Личность, подобная Рабенеру, не скоро появится вновь. В качестве дельного, исполнительного чиновника он стяжает себе доброе имя в кругу своих сограждан и доверие властей предержащих; а наряду с этим, в часы досуга, занимается веселым изничтожением всего, что его окружает. Педантических ученых, суетных юнцов, всякого рода ограниченность и самодовольство он скорее вышучивает, чем предает беспощадному осмеянию; его насмешка чужда презрения. Точно так же шутит он и над собственными несчастьями, над своею жизнью и смертью.
То, как трактует этот писатель свои сюжеты, не отвечает требованиям эстетики. Правда, внешними формами он пользуется умело и достаточно разнообразно, но при этом явно злоупотребляет прямой иронией, то есть притворно хвалит достойное порицания и притворно же хулит достойное похвалы; но такой риторический прием хорош лишь при достаточно редком его употреблении, ибо умному человеку он вскоре наскучит, неумного же собьет с толку; льстит он разве что людям вполне заурядным, которых увлекает их собственная догадливость, позволяя им думать, что они умнее других. Но все то, что́ он делает и ка́к он это делает, свидетельствует о честности и веселой невозмутимости автора, а это всегда подкупает; широкий успех Рабенера у современников — следствие его неоспоримых нравственных достоинств.
Вполне понятно, что в обществе для персонажей «общих» сатир Рабенера подыскивались живые прототипы; отсюда же явствует, что многие на него обижались.

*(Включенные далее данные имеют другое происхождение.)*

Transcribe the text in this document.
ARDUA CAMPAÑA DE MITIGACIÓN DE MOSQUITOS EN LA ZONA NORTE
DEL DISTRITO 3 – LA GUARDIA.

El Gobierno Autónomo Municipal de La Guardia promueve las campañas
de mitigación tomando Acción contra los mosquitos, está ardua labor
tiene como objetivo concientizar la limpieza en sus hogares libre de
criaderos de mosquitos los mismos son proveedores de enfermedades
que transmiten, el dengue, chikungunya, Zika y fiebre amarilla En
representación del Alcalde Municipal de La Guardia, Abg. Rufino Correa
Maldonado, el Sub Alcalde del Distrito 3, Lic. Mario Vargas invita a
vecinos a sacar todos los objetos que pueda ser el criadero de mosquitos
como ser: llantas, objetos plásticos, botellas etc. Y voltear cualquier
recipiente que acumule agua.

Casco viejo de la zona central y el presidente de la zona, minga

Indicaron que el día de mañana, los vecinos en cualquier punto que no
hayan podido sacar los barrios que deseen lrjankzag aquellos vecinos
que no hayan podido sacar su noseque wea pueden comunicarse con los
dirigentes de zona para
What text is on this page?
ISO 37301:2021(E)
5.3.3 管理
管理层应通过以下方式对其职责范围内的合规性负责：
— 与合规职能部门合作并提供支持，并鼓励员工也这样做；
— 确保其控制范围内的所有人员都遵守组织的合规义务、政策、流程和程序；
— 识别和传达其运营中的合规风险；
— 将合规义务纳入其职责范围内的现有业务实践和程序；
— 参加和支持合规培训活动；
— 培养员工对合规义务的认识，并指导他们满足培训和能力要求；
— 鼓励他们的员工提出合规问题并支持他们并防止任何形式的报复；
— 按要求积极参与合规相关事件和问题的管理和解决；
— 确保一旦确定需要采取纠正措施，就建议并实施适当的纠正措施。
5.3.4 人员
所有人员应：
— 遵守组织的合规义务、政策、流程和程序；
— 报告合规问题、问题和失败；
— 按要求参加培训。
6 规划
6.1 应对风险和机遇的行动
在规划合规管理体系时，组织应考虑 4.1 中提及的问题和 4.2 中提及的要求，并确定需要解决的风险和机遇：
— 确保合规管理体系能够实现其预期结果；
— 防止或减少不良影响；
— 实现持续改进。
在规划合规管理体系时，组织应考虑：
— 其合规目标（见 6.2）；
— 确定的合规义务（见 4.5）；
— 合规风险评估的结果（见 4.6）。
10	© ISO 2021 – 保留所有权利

Многословные заверения писателя в том, что он ни в кого лично не метил, показывают, как его задевали подобные наветы. Некоторые из его писем достойно увенчивают его как человека и писателя. Доверительное письмо, в котором Рабенер рассказывает, как при осаде Дрездена он потерял свой дом, свое имущество, свои рукописи и парики, не утратив при этом обычного душевного спокойствия и веселой бодрости, для нас ценно и рисует писателя с самой выгодной стороны, хотя иные современники и сограждане так и не могли простить ему счастливой способности столь легко относиться к жизни. Письмо, в котором он говорит об упадке сил и приближающейся смерти, тоже достойно всяческого уважения; Рабенер вполне заслуживает того, чтобы все разумные, жизнерадостные и жизнелюбивые люди почитали его за святого.
Я неохотно расстаюсь с этим человеком, добавив к сказанному только то, что его сатира всегда направлена на среднее сословие; кое-где в своих сочинениях он, правда, давал понять, что и высшее сословие ему знакомо, но его-де вряд ли желательно затрагивать. Можно с уверенностью сказать, что Рабенер не имел преемников, ибо ни у кого недостало смелости с ним сравняться или ему уподобиться.